Pleading Patent Infringement after Elimination of Form 18

By Peter H. Kang and Sue Wang

November 2015 saw new patent lawsuits hit an all-time high, with approximately 259 new complaints filed on November 30 alone. The likely culprit? Changes to the Federal Rules of Civil Procedure that took effect on December 1, 2015, and eliminated Rule 84 and its appendix of form pleadings. Most notable among the forms eliminated: Form 18, a skeletal patent complaint popular with patent assertion entities. In this article, we review pleading case law in effect before December 1, the language and meaning of the amendment eliminating Form 18, and the possible impact that the rule change may have on patent litigation practice.

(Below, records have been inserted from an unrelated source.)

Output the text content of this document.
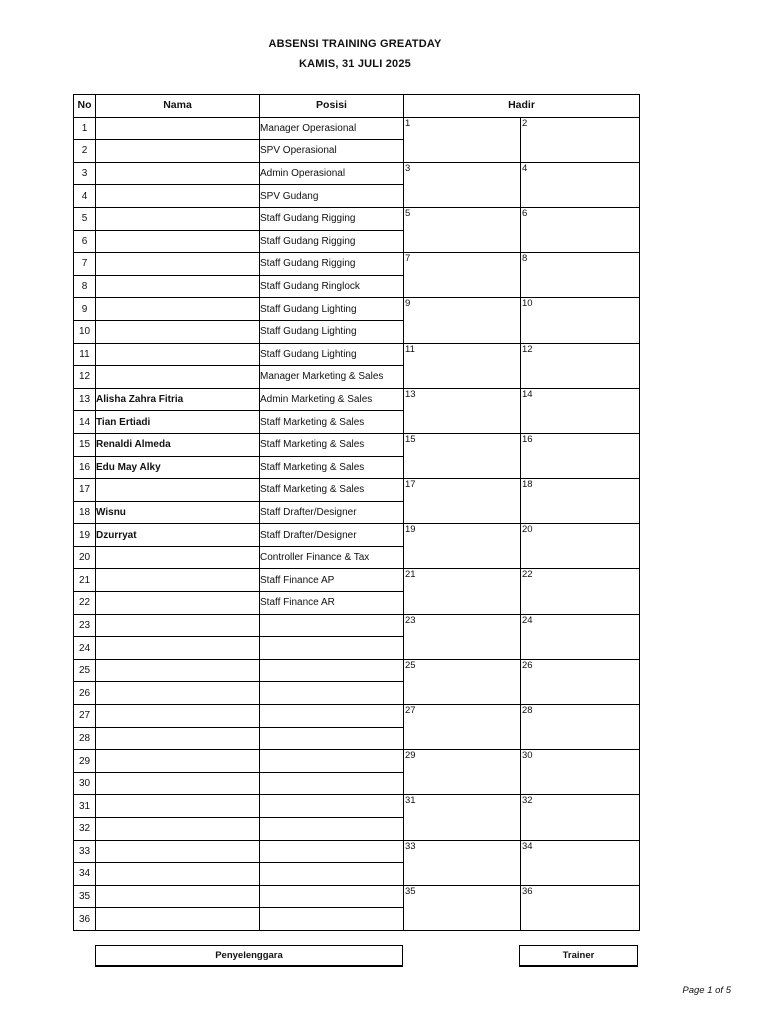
ABSENSI TRAINING GREATDAY
KAMIS, 31 JULI 2025
No	Nama	Posisi	Hadir	
1		Manager Operasional	1	2
2		SPV Operasional		
3		Admin Operasional	3	4
4		SPV Gudang		
5		Staff Gudang Rigging	5	6
6		Staff Gudang Rigging		
7		Staff Gudang Rigging	7	8
8		Staff Gudang Ringlock		
9		Staff Gudang Lighting	9	10
10		Staff Gudang Lighting		
11		Staff Gudang Lighting	11	12
12		Manager Marketing & Sales		
13	Alisha Zahra Fitria	Admin Marketing & Sales	13	14
14	Tian Ertiadi	Staff Marketing & Sales		
15	Renaldi Almeda	Staff Marketing & Sales	15	16
16	Edu May Alky	Staff Marketing & Sales		
17		Staff Marketing & Sales	17	18
18	Wisnu	Staff Drafter/Designer		
19	Dzurryat	Staff Drafter/Designer	19	20
20		Controller Finance & Tax		
21		Staff Finance AP	21	22
22		Staff Finance AR		
23			23	24
24				
25			25	26
26				
27			27	28
28				
29			29	30
30				
31			31	32
32				
33			33	34
34				
35			35	36
36				
Penyelenggara	Trainer
Page 1 of 5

The Twiqbal Standard and Form 18
With regard to the requirements of a complaint, Federal Rule of Civil Procedure 8(a)(2) requires "a short and plain statement of the claim showing that the pleader is entitled to relief." In the 2007 antitrust case Bell Atlantic Corp. v. Twombly, 550 U.S. 544, 555 (2007), the Supreme Court explained that "a plaintiff's obligation to provide the 'grounds' of his 'entitle[ment] to relief' requires more than labels and conclusions, and a formulaic recitation of the elements of a cause of action will not do." Two years later, in Ashcroft v. Iqbal, 556 U.S. 662 (2009), the Court made clear that its Rule 8(a)(2) analysis extended to all civil cases. The pleading standard derived from these two cases, colloquially referred to sometimes as the "Twiqbal" standard, requires that a claim as pleaded have "facial plausibility" in order to withstand scrutiny under Rule 12(b)(6). That is, when all factual matters in a complaint are taken as true, a court must be able "to draw the reasonable inference that the defendant is liable for the misconduct alleged." Iqbal, 556 U.S. at 678. Mere "consistency" with liability, without more, "stops short of the line between possibility and plausibility of 'entitle[ment] to relief.'" Twombly, 550 U.S. at 557.